Fuentes policiales aseguraron que el arma fue secuestrada durante un allanamiento realizado esta mañana en la casa de Tomás Leandro Romero (25), ubicada en Tres Marías y Rivadavia, de San Miguel.
Además, los investigadores analizaban esta mañana el teléfono celular de la víctima, el cual fue hallado en poder de Romero al momento de ser detenido.
La joven fue asesinada de un balazo en la cara frente a una decena de personas cuando viajaba en un colectivo por el partido de San Miguel y como sospechoso fue detenido un hombre que varias veces la había invitado a salir y que fue entregado a la Policía por su esposa.
Fuentes policiales informaron que el hecho ocurrió la noche del sábado y que la víctima, identificada murió en el acto al recibir un tiro en la cara.
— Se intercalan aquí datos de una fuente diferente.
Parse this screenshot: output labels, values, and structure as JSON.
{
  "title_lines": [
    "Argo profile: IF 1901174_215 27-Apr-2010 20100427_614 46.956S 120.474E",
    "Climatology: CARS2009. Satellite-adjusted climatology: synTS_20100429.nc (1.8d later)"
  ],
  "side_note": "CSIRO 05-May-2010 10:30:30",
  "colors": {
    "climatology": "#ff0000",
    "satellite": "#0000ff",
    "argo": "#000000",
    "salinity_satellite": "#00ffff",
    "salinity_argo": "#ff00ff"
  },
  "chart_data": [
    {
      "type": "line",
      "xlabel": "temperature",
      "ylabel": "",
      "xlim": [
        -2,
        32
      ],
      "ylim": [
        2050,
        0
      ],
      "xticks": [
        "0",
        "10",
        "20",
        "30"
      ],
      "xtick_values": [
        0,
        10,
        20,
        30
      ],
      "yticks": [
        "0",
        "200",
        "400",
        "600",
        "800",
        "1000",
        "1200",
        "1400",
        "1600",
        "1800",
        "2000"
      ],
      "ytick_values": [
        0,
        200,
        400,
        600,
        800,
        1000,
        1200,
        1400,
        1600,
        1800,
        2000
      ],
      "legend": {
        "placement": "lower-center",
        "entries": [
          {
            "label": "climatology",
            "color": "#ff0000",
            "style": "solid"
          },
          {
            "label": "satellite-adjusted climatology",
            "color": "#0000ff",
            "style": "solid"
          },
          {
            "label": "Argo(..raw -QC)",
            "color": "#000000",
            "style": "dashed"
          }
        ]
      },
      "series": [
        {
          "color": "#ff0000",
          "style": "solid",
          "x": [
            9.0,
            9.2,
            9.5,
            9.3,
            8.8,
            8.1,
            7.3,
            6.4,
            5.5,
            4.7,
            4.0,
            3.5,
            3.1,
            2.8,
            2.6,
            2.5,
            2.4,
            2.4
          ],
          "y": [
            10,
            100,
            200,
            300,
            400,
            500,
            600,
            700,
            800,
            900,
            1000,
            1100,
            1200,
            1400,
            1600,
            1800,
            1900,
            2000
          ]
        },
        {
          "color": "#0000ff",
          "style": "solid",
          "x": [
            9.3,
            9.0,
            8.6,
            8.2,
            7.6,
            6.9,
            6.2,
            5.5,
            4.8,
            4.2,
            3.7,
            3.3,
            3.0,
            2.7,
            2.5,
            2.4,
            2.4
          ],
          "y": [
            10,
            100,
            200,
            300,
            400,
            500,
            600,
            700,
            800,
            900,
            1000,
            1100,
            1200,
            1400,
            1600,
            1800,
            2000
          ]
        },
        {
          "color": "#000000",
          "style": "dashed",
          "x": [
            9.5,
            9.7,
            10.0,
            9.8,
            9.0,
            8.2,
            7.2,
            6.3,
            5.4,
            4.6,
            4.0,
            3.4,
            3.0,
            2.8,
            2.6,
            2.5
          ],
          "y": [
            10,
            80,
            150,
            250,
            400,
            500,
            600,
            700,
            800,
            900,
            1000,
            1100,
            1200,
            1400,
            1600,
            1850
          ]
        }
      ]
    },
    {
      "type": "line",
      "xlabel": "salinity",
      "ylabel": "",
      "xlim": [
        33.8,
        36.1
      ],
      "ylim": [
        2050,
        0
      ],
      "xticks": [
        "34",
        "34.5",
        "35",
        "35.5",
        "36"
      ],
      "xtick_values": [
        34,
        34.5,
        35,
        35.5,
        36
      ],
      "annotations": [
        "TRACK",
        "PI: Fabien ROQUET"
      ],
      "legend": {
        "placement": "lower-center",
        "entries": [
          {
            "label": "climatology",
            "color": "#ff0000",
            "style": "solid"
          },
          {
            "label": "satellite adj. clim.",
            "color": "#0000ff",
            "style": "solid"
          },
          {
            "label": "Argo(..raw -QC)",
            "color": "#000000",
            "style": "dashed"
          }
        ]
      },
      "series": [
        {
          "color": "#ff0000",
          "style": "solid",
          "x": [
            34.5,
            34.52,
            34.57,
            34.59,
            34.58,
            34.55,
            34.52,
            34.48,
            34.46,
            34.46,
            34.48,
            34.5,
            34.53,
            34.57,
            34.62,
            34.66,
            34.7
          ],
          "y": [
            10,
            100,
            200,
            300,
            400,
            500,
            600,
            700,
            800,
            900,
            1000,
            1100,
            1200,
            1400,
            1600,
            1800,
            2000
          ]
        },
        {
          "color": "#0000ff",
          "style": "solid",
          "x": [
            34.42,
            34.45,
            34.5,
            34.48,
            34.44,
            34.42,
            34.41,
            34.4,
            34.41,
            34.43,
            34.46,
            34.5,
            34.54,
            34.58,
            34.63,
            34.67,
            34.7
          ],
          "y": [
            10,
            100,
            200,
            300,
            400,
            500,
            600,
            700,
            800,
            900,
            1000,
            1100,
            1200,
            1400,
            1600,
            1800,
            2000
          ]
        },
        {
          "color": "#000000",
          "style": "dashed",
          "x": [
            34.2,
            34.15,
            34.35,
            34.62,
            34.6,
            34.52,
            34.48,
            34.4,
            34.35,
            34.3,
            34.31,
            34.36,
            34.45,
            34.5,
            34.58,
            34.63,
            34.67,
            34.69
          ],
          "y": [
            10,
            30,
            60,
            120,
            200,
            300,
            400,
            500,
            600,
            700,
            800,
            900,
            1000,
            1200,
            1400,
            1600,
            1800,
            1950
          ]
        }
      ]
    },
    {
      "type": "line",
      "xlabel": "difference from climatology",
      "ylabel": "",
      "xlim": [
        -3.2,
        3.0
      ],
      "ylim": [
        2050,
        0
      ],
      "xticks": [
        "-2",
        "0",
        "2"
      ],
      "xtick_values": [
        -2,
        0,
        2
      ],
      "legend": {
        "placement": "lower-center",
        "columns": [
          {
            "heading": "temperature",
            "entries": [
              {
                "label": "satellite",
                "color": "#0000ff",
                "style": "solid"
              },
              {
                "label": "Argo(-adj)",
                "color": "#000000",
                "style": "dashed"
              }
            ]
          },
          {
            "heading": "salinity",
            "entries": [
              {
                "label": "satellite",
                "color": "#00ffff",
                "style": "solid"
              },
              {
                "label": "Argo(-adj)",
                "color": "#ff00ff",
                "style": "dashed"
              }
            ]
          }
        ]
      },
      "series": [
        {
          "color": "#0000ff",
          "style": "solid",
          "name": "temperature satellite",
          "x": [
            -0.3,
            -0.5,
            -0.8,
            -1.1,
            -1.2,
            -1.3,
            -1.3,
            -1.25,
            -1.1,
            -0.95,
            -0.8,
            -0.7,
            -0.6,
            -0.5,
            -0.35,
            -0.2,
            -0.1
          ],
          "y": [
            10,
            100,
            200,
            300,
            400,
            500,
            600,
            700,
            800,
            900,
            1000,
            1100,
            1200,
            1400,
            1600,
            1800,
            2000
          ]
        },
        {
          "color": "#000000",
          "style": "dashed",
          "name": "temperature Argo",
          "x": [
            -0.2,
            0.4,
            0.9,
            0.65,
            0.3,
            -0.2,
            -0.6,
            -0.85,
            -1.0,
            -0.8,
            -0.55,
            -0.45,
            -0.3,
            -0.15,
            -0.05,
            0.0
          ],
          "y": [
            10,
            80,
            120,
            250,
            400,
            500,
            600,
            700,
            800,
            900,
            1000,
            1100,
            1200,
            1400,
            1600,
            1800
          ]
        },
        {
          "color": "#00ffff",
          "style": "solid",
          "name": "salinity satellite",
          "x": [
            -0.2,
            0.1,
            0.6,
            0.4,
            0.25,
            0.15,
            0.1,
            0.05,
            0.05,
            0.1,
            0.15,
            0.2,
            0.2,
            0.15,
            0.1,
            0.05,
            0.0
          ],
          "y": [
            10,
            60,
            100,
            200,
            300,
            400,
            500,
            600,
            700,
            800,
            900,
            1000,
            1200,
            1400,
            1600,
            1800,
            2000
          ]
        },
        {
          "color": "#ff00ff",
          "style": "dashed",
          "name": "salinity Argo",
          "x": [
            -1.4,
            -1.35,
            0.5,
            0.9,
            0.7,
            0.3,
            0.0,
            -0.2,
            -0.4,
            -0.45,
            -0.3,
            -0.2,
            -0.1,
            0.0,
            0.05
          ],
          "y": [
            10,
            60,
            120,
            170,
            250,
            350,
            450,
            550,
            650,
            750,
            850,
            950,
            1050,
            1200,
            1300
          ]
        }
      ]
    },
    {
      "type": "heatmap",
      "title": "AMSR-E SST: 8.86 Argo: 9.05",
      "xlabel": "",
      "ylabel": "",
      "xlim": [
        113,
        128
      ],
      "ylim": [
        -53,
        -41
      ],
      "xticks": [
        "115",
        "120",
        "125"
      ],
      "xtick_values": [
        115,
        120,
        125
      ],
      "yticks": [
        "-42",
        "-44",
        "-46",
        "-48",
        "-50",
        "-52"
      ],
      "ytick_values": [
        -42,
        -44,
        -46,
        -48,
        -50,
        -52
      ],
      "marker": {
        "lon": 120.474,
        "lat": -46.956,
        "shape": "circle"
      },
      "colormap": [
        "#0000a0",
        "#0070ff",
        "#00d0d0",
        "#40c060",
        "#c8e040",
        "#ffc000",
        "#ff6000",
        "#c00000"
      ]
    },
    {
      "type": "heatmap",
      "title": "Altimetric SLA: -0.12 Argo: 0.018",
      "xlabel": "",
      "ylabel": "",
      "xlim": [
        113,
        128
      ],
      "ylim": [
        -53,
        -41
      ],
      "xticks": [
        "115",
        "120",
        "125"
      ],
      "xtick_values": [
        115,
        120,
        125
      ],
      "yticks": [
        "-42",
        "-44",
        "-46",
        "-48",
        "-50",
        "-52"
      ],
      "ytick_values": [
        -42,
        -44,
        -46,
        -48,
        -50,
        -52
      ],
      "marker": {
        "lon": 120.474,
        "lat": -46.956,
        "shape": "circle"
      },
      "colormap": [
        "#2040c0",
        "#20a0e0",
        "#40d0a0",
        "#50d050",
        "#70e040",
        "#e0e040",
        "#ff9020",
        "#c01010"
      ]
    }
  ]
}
En tanto, el presunto agresor, Tomás Leandro Romero (25), fue apresado cuando llegaba a su trabajo en una droguería del barrio porteño de Balvanera, donde la policía había montado guardia para atraparlo luego de que su esposa lo entregara.
Al momento de la detención, Romero se había rapado para cambiar su fisonomía y despistar a los pesquisas, aunque fue reconocido por unos tatuajes que llevaba en el cuello, explicó el jefe de la Sub DDI San Miguel, Claudio Arnouk.
Según los investigadores, todo comenzó cerca de la medianoche del sábado último en el interno 107 de la línea 440, que cubre el trayecto entre José C. Paz y San Miguel, en el noroeste del conurbano bonaerense.
Allí se encontraba sentada Servezynski, quien se dirigía rumbo a su casa en Moreno, junto a al menos una decena de pasajeros cuando sorpresivamente fue atacada por un muchacho que había abordado el colectivo dos paradas antes y, sin mediar palabra, le disparó un tiro en el rostro.
Iniciadas las investigaciones, los policías se entrevistaron con los familiares y amigas de la chica, quienes revelaron que varias veces había sido invitada a salir por un joven, aunque ella lo había rechazado. "La chica vivía con sus padres, era muy trabajadora -como empleada en un paseo de compras- y tenía un novio. Ella jamás le había dado a este muchacho indicio alguno u oportunidad para tener una relación", detalló el comisario Arnouk.
Tras el ataque, efectivos de la comisaría tercera de San Miguel recibieron un llamado de la esposa del acusado, quien lo denunció ante el temor de que él hubiese sido el autor del hecho.